Homological algebra

Homological algebra is a part of mathematics that looks at a special idea called "homology" in a more general, algebraic way. It started in the late 1800s when mathematicians like Henri Poincaré and David Hilbert were studying shapes and structures in two different areas: combinatorial topology and abstract algebra. Over time, homological algebra grew into its own field, closely connected to another big idea in math called category theory.

One of the main tools in homological algebra is something called a chain complex. These complexes help mathematicians understand and describe important features of many different objects, like rings, modules, and even topological spaces. They do this by turning information into something called homological invariants.

Homological algebra has become very important in many areas of math and science. It helps in algebraic topology, commutative algebra, algebraic geometry, and even mathematical physics. Tools like spectral sequences let experts solve hard problems in these fields. Today, homological algebra is used in many places, from studying numbers to understanding space and complex equations.

History

Homological algebra started in the late 19th century as a part of topology. It became its own subject in the 1940s when mathematicians began studying special tools like the ext functor and the tor functor.

Chain complexes and homology

Main article: Chain complex

Homological algebra uses something called a chain complex to study shapes and structures in mathematics. A chain complex is like a sequence of groups or spaces connected by special maps. These maps have a key property: when you follow two maps in a row, you end up back at the starting point.

In a chain complex, we look at two important groups: cycles, which are elements that map to zero, and boundaries, which are elements that come from mapping from the next group. The homology group tells us about the cycles that are not boundaries, giving us valuable information about the original object being studied.

Chain complexes appear in many areas, like studying shapes in topology or structures in algebra, helping us understand the properties of these objects through their homology.

Foundational aspects

Cohomology theories help us understand many different mathematical objects such as topological spaces, sheaves, groups, rings, Lie algebras, and C*-algebras. In modern algebraic geometry, sheaf cohomology is very important.
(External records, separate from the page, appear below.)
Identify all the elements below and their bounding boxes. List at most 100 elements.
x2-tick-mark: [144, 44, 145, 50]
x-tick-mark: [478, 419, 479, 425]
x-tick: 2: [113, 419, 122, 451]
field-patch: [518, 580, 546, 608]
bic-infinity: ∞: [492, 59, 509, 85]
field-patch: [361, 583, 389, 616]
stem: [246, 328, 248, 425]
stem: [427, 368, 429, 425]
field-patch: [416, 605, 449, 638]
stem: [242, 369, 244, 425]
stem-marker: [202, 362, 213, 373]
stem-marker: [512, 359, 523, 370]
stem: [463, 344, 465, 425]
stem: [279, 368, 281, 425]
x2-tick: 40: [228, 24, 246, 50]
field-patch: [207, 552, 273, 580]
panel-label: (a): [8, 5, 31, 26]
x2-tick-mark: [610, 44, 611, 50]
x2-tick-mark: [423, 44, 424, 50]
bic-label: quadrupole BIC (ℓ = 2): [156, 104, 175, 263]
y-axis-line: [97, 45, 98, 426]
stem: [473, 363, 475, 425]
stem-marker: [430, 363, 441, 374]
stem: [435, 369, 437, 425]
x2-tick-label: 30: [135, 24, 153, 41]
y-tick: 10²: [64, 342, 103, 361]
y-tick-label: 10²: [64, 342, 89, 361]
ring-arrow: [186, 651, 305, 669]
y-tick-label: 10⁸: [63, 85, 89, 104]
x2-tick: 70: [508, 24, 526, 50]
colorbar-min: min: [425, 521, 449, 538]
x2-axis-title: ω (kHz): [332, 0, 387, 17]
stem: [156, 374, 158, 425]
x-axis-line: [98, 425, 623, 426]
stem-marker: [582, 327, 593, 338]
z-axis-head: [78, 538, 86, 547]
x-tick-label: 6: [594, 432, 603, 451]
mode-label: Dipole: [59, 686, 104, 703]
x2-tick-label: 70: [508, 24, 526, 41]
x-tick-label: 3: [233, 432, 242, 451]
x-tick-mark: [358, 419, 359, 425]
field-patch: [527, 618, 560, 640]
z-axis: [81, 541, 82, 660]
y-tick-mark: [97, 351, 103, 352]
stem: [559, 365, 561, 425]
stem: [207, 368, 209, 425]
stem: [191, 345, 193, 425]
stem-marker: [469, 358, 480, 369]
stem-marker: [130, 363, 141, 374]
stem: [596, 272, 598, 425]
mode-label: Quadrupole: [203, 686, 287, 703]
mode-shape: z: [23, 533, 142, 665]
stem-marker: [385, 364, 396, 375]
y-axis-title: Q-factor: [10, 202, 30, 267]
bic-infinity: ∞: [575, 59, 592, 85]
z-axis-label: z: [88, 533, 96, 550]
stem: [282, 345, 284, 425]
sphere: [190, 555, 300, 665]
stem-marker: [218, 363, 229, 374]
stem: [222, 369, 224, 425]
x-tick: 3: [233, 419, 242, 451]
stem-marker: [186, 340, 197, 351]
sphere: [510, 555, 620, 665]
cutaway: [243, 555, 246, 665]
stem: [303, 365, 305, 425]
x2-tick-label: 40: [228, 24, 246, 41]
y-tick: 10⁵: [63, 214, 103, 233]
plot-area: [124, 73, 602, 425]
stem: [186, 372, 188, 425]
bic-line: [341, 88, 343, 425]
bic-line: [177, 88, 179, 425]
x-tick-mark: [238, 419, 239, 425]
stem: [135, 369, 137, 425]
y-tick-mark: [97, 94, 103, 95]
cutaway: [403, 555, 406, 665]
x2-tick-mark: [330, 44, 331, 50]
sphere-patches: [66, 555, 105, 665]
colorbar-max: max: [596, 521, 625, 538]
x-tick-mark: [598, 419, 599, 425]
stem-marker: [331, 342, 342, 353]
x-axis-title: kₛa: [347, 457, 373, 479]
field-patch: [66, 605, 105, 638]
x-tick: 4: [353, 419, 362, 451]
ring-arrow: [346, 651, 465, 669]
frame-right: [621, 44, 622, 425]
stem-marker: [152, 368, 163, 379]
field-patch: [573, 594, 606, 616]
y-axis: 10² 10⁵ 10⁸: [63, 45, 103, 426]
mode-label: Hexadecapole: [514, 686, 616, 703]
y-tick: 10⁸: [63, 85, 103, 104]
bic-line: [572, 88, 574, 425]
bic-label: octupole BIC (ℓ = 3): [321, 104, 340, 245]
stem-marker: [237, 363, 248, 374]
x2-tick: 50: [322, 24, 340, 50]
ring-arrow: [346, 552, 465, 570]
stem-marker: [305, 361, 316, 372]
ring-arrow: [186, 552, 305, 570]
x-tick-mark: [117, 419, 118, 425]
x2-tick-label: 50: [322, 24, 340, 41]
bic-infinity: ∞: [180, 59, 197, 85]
A key idea in homological algebra is the exact sequence, which helps us do calculations. Important tools include derived functors like Ext and Tor. Over time, different methods were developed to organize these ideas, leading to powerful tools like spectral sequences for solving complex problems.

Standard tools

Main article: Exact sequence

Homological algebra uses special sequences of algebraic structures called exact sequences. These sequences show how different structures connect to each other. For example, in group theory, an exact sequence tells us that the result of one mapping is exactly the input for the next mapping.

One common type is the short exact sequence, which looks like this: A → B → C. This tells us that A is a part of B, and B can be "divided" by A to get C. These sequences help mathematicians understand the relationships between different algebraic objects.

Main article: Five lemma

Main article: Snake lemma

Main article: Abelian category

Main article: Derived functor

Main article: Ext functor

Main article: Tor functor

Main article: Spectral sequence

Functoriality

A continuous map between spaces creates links between their homology groups for all levels. This idea comes from algebraic topology and helps explain how many spaces work together.

In homological algebra, we study maps between chain complexes. These maps keep certain rules, and they create matching maps between homology groups. When objects are linked by a map, their chain complexes are also linked, and this linking keeps working even when we combine maps. This linking also applies to homology groups, meaning maps between objects create matching maps between their homology groups.

One important pattern in algebra and topology involves three chain complexes and two maps between them. This pattern leads to a special sequence in homology where the homology groups appear in a cycle, connected by special maps. This idea shows up in topics like the Mayer–Vietoris sequence and sequences for relative homology.